Ambiente La tragedia la largo di Palermo descritta come analoga a quella del 2012 davanti l'isola del Giglio
Ambiente La tragedia la largo di Palermo descritta come analoga a quella del 2012 davanti l'isola del Giglio
Affondamento del Bayesian lunedì scorso subito prima dell’alba, i soccorritori hanno descritto lo scenario come una «Concordia in piccolo». Il riferimento è a quanto accaduto il 13 gennaio 2012: la nave da crociera Costa Concordia affondava al largo delle coste dell’isola del Giglio. Trentadue furono i morti tra passeggeri ed equipaggio, in quella che risulta essere tutt’oggi la nave passeggeri di più grosso tonnellaggio mai naufragata (quasi 115 mila tonnellate). Lunga circa 290 metri e alta 70, era sicuramente più più imponente del Bayesian, il veliero colato a picco al largo di Porticello in provincia di Palermo, che misurava 56 metri di lunghezza ma vantava l’albero maestro in alluminio più alto del mondo (76 metri). I danni all’ambiente però potrebbero essere simili ma con minore estensione.
Nel 2017 la Cassazione confermò la condanna contro Costa Crociere che fu costretta a risarcire, tra gli altri, anche al ministero dell’Ambiente per 1,5 milioni di euro. Un’indagine dell’Ispra parlava invece di un danno ambientale di minimo 12 milioni. Secondo l’indagine, i danni ambientali si possono suddividere in due categorie: quelli causati dalla presenza del relitto e lo sversamento di agenti inquinanti, e quelli provocati dall’attività di rimozione. (Si stima che la rimozione totale abbia avuto un costo tra 1,2 e 1,5 miliardi di euro).
I danni causati all’ambiente sono stati pesantissimi, infatti si sono riversati in mare un numero impressionante di agenti inquinanti di cui la nave era piena: circa 2280 tonnellate di olio combustibile pesante, 1351 metri quadrati di acque grigie e nere, 41 metri quadrati di oli lubrificanti, 280 litri di acetilene, 600 chili di grassi per apparati meccanici, 855 litri di smalto liquido, 50 litri di insetticida liquido, 1 tonnellata di candeggina e 25.000 tonnellate di cemento contenute in 14 mila sacchi necessari per raddrizzare la nave.
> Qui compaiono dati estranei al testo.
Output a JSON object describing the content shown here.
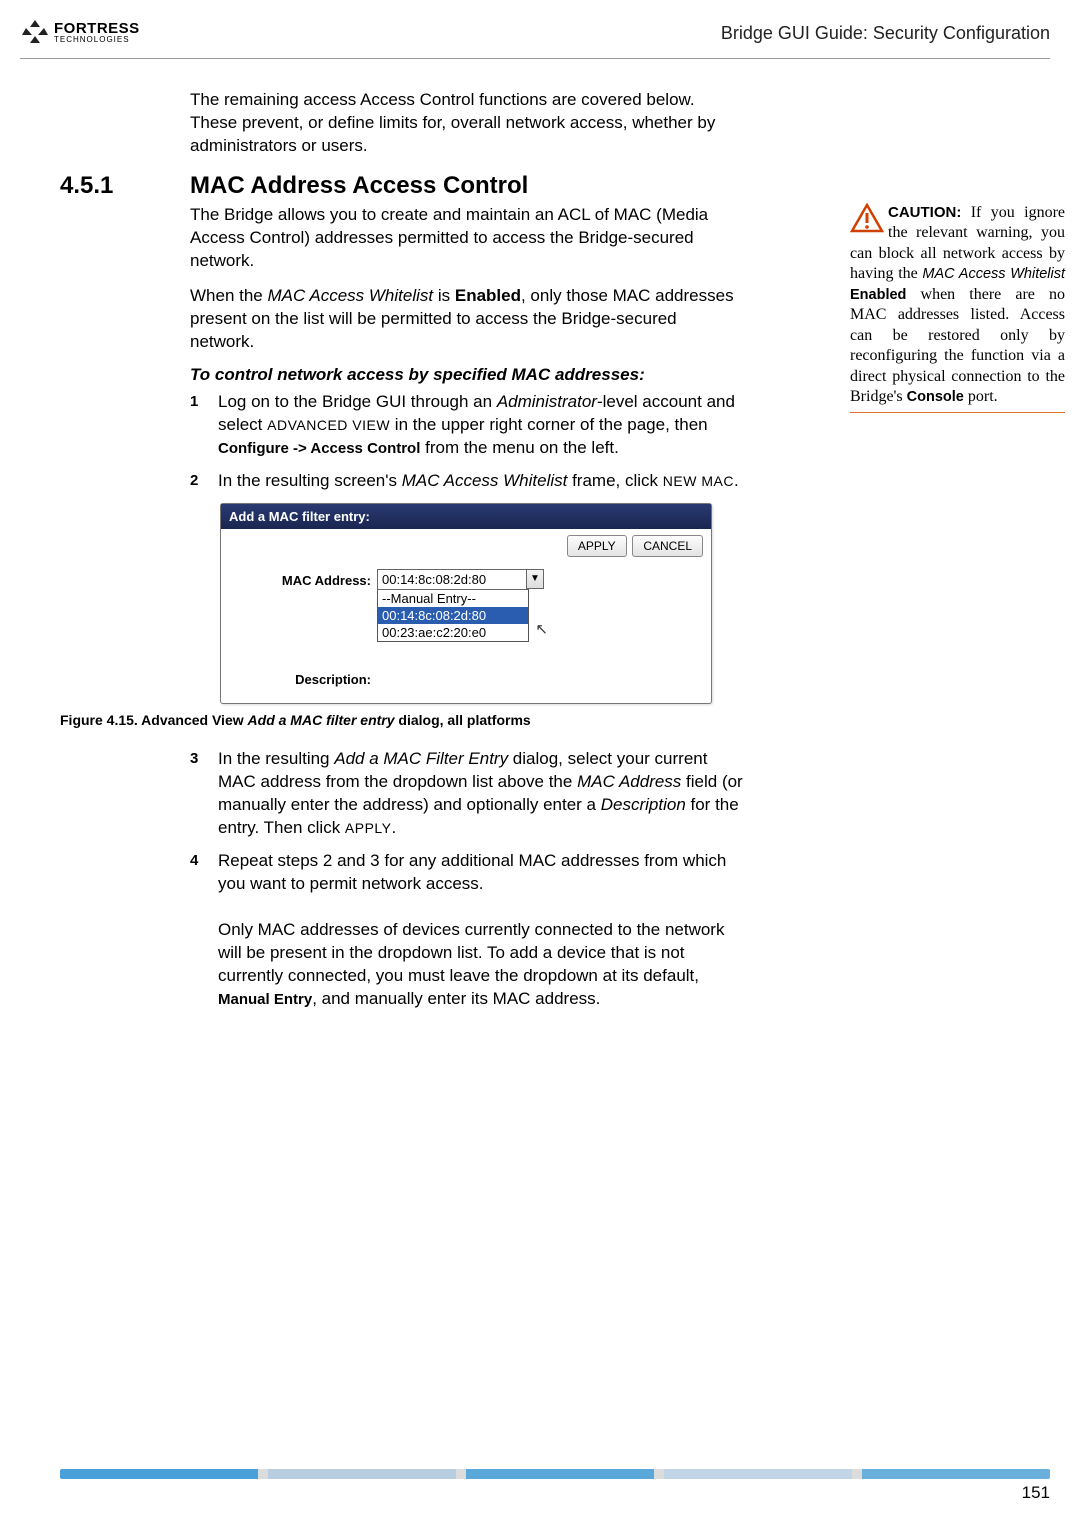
{
  "header": {
    "logo_main": "FORTRESS",
    "logo_sub": "TECHNOLOGIES",
    "title": "Bridge GUI Guide: Security Configuration"
  },
  "intro": "The remaining access Access Control functions are covered below. These prevent, or define limits for, overall network access, whether by administrators or users.",
  "section": {
    "num": "4.5.1",
    "title": "MAC Address Access Control"
  },
  "paras": {
    "p1": "The Bridge allows you to create and maintain an ACL of MAC (Media Access Control) addresses permitted to access the Bridge-secured network.",
    "p2_a": "When the ",
    "p2_term": "MAC Access Whitelist",
    "p2_b": " is ",
    "p2_bold": "Enabled",
    "p2_c": ", only those MAC addresses present on the list will be permitted to access the Bridge-secured network."
  },
  "proc_heading": "To control network access by specified MAC addresses:",
  "steps": {
    "s1_a": "Log on to the Bridge GUI through an ",
    "s1_term1": "Administrator",
    "s1_b": "-level account and select ",
    "s1_sc1": "ADVANCED VIEW",
    "s1_c": " in the upper right corner of the page, then ",
    "s1_bold1": "Configure -> Access Control",
    "s1_d": " from the menu on the left.",
    "s2_a": "In the resulting screen's ",
    "s2_term1": "MAC Access Whitelist",
    "s2_b": " frame, click ",
    "s2_sc1": "NEW MAC",
    "s2_c": ".",
    "s3_a": "In the resulting ",
    "s3_term1": "Add a MAC Filter Entry",
    "s3_b": " dialog, select your current MAC address from the dropdown list above the ",
    "s3_term2": "MAC Address",
    "s3_c": " field (or manually enter the address) and optionally enter a ",
    "s3_term3": "Description",
    "s3_d": " for the entry. Then click ",
    "s3_sc1": "APPLY",
    "s3_e": ".",
    "s4_a": "Repeat steps 2 and 3 for any additional MAC addresses from which you want to permit network access.",
    "s4_b": "Only MAC addresses of devices currently connected to the network will be present in the dropdown list. To add a device that is not currently connected, you must leave the dropdown at its default, ",
    "s4_bold1": "Manual Entry",
    "s4_c": ", and manually enter its MAC address."
  },
  "dialog": {
    "title": "Add a MAC filter entry:",
    "apply": "APPLY",
    "cancel": "CANCEL",
    "mac_label": "MAC Address:",
    "desc_label": "Description:",
    "selected_value": "00:14:8c:08:2d:80",
    "options": [
      "--Manual Entry--",
      "00:14:8c:08:2d:80",
      "00:23:ae:c2:20:e0"
    ]
  },
  "figure_caption": {
    "a": "Figure 4.15. Advanced View ",
    "ital": "Add a MAC filter entry",
    "b": " dialog, all platforms"
  },
  "caution": {
    "label": "CAUTION:",
    "text_a": " If you ignore the relevant warning, you can block all network access by having the ",
    "term1": "MAC Access Whitelist",
    "space": " ",
    "bold1": "Enabled",
    "text_b": " when there are no MAC ad­dresses listed. Access can be restored only by reconfiguring the func­tion via a direct physical connection to the Bridge's ",
    "bold2": "Console",
    "text_c": " port."
  },
  "page_number": "151"
}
L’intero ecosistema locale ne ha risentito, in particolare le praterie di Posidonia oceanica e i popolamenti del Coralligeno. Entrambi sono protetti da Convenzioni internazionali per il loro ruolo nel Mediterraneo di area di riproduzione e rifugio per molte specie marine e per la loro elevata biodiversità. Il loro habitat è stato danneggiato con un estensione di quasi 10 mila metri quadrati nel caso della Posidonia oceanica, e per più di 5 mila metri quadrati nel caso del Coralligeno. La popolazione di alghe e piante è stata danneggiata anche dall’effetto dell’ombra del relitto e dalla sedimentazione del materiale di cantiere, dalle opere di scavo e dalla dispersione di detriti e rifiuti provenienti dalla nave.
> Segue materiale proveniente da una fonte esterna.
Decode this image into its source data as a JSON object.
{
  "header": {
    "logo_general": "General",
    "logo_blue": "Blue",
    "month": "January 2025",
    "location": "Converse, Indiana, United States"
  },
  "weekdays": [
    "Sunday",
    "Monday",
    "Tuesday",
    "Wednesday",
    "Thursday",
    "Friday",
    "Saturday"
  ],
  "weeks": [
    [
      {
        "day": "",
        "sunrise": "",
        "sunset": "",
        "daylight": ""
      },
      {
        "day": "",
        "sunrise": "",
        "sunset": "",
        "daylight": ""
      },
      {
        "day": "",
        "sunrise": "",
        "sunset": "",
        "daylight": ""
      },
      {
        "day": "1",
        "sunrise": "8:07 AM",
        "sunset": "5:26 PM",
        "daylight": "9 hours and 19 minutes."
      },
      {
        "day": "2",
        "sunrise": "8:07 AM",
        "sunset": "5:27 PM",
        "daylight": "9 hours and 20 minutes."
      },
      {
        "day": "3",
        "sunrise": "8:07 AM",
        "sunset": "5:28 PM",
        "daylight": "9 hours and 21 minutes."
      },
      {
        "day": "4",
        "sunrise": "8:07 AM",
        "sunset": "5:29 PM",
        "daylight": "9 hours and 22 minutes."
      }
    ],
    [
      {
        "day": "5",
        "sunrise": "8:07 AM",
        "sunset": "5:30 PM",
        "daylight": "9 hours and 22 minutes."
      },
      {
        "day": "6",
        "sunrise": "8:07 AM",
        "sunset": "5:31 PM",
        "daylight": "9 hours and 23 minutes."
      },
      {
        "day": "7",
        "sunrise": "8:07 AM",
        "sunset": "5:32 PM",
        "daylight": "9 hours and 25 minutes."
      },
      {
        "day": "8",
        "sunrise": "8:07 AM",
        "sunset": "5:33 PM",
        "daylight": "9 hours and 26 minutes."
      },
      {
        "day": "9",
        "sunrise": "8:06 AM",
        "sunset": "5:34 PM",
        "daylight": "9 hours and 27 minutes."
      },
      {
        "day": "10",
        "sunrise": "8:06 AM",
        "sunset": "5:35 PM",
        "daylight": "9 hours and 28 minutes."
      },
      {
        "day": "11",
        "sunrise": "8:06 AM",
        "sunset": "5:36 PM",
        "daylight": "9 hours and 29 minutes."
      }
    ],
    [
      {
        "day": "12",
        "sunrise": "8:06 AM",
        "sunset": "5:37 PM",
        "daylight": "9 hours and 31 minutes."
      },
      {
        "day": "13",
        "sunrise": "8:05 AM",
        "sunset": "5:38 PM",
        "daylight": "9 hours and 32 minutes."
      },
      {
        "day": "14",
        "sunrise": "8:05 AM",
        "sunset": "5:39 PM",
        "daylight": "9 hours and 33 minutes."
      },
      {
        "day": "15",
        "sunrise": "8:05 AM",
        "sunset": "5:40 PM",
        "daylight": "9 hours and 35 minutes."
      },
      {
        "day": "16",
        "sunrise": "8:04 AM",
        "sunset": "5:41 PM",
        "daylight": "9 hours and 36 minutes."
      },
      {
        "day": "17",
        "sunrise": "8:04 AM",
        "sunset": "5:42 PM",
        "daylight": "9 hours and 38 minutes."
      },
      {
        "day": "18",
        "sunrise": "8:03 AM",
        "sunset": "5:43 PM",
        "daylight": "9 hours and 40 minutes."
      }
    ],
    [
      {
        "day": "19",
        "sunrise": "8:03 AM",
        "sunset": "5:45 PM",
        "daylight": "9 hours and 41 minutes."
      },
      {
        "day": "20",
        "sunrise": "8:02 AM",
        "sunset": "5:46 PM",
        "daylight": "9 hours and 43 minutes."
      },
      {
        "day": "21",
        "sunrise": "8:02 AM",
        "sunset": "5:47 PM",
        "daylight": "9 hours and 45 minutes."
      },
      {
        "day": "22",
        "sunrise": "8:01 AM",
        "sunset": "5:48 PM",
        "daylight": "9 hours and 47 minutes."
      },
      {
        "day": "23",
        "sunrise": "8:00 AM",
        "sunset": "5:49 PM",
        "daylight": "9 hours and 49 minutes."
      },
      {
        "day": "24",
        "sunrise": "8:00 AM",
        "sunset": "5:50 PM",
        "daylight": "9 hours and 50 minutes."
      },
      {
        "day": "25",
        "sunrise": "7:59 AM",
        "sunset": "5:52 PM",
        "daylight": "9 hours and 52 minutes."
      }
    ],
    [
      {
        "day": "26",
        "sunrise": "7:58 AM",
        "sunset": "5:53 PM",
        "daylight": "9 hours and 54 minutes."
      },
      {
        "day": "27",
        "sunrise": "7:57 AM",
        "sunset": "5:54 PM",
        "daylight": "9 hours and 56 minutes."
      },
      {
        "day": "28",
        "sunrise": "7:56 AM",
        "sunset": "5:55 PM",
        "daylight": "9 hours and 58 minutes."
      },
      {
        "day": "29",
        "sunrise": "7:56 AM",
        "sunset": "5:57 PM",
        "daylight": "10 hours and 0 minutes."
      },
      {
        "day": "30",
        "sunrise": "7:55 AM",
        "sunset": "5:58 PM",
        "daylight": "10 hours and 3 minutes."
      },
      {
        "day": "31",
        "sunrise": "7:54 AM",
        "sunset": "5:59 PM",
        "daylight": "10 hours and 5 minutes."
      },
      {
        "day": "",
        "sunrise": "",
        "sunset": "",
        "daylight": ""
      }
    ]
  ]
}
Nel corso di questi 12 anni sono state avviate molte attività dedicate al reinsediamento delle specie marine che stanno portando al graduale ripristino degli habitat naturali in tutta la zona. L’Ispra precisa però che i tempi di recupero, come in questo caso, possono superare anche il decennio. Nel peggiore dei casi, potrebbero anche non realizzarsi affatto.